LUTI, Benedetto - b. 1666 Firenze, d. 1724 Roma - WGA

LUTI, Benedetto

(b. 1666 Firenze, d. 1724 Roma)

Italian painter, draughtsman, collector, dealer and teacher. He was one of the most significant and influential artists active in Rome in the first quarter of the 18th century. The son of a Florentine artisan, he trained in his native city under the direction of Anton Domenico Gabbiani and thoroughly absorbed the style of Pietro da Cortona and his late Baroque successors. In 1690 he left Florence for Rome, where in 1692 he made his artistic début in the annual St Bartholomew’s Day exhibition with a monumental painting of God Cursing Cain after the Murder of Abel (Kedleston Hall, Derbys). He quickly rose to prominence and in 1694 was elected to the Accademia di S Luca.

He produced a variety of works for the leading Roman families - the Torri, Colonna, Pallavicini, Barberini and Odescalchi - and enjoyed the patronage of Pope Clement XI, Cardinal Pietro Ottoboni, Cardinal Carlo Agosto Fabbroni and Padre Antonin Cloche, Master General of the Dominican Order. He was invited to participate in the most important papal commission to painters in Rome in the first quarter of the 18th century, that for the series of Old Testament prophets above the nave arcade in S Giovanni in Laterano; his contribution was Isaiah (1718; in situ). With many of the same artists who painted for Pope Clement XI - Giuseppe Bartolomeo Chiari, Francesco Trevisani, Andrea Procaccini, Sebastiano Conca, Luigi Garzi - he was also involved in the major secular commission of the time in Rome, a series of ceilings in the Palazzo de Carolis (now the Banca di Roma), contributing an Allegory of Diana (c. 1720; in situ).

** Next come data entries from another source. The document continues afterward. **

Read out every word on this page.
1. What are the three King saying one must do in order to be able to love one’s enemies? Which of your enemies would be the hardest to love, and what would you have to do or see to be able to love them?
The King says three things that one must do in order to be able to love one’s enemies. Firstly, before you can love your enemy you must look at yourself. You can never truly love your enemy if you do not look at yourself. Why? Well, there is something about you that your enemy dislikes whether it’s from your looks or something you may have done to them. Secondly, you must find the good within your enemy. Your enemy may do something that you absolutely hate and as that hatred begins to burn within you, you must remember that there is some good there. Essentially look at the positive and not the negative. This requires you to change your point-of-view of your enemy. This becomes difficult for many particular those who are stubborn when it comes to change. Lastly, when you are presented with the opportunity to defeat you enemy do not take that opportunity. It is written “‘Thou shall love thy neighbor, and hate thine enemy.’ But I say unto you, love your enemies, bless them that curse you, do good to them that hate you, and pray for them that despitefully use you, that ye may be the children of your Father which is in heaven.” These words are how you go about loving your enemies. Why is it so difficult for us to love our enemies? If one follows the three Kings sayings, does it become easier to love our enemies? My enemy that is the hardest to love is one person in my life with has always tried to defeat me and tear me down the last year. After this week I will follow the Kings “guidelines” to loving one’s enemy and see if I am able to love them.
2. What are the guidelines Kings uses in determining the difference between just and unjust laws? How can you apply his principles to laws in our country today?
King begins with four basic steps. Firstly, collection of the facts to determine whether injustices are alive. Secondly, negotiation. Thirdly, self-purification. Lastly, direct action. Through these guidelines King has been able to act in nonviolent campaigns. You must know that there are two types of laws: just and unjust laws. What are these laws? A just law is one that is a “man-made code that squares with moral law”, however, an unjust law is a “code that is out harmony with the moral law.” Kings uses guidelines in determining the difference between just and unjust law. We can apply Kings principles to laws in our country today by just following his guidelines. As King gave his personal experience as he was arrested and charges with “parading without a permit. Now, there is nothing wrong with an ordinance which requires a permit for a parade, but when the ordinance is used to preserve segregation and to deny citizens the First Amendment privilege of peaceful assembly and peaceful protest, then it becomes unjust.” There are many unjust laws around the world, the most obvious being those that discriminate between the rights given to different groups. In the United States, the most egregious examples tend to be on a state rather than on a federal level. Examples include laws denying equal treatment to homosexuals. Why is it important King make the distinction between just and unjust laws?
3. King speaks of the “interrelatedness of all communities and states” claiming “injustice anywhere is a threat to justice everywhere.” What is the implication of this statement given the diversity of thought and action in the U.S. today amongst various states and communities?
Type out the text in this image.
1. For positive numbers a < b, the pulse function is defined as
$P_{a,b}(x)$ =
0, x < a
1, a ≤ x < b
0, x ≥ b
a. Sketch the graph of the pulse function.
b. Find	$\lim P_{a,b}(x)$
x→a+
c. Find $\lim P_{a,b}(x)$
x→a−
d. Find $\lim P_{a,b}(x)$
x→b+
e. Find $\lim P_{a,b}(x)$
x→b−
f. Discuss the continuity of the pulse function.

In Florence he enjoyed the support of Grand Duke Cosimo III de’ Medici, and it was through his connection with the Tuscan court that his artistic reputation spread to France, England and Germany.

Boy with a Flute
Boy with a Flute by

Boy with a Flute

This is an excellent example of Luti’s refined portraiture. It shows a young boy holding in his hand a flute though he appears to have been distracted by something unknown to the viewer. Luti has applied skilful colouring and flowing brushwork to achieve a subtle luminosity that is particularly lustrous in the boy’s curled hair and rosy cheeks.

Several replicas exist of this widely known picture, executed by various artists.

Head of a Young Boy
Head of a Young Boy by

Head of a Young Boy

Benedetto Luti was a master of suave portraiture. He was one of the greatest colourists in eighteenth-century Rome and his chalk and pastel studies of single heads, bust-length apostles, saints, angels and children are charming in their polished freshness and elegance.

Head of a Young Girl
Head of a Young Girl by

Head of a Young Girl

Portrait of a Young Girl
Portrait of a Young Girl by

Portrait of a Young Girl

There is a sense of simplicity and charm in Benedetto Luti’s Portrait of a Young Girl. The artist has evidently taken great enjoyment in capturing the innocence and youth of this pretty young girl whose attentions are directed elsewhere.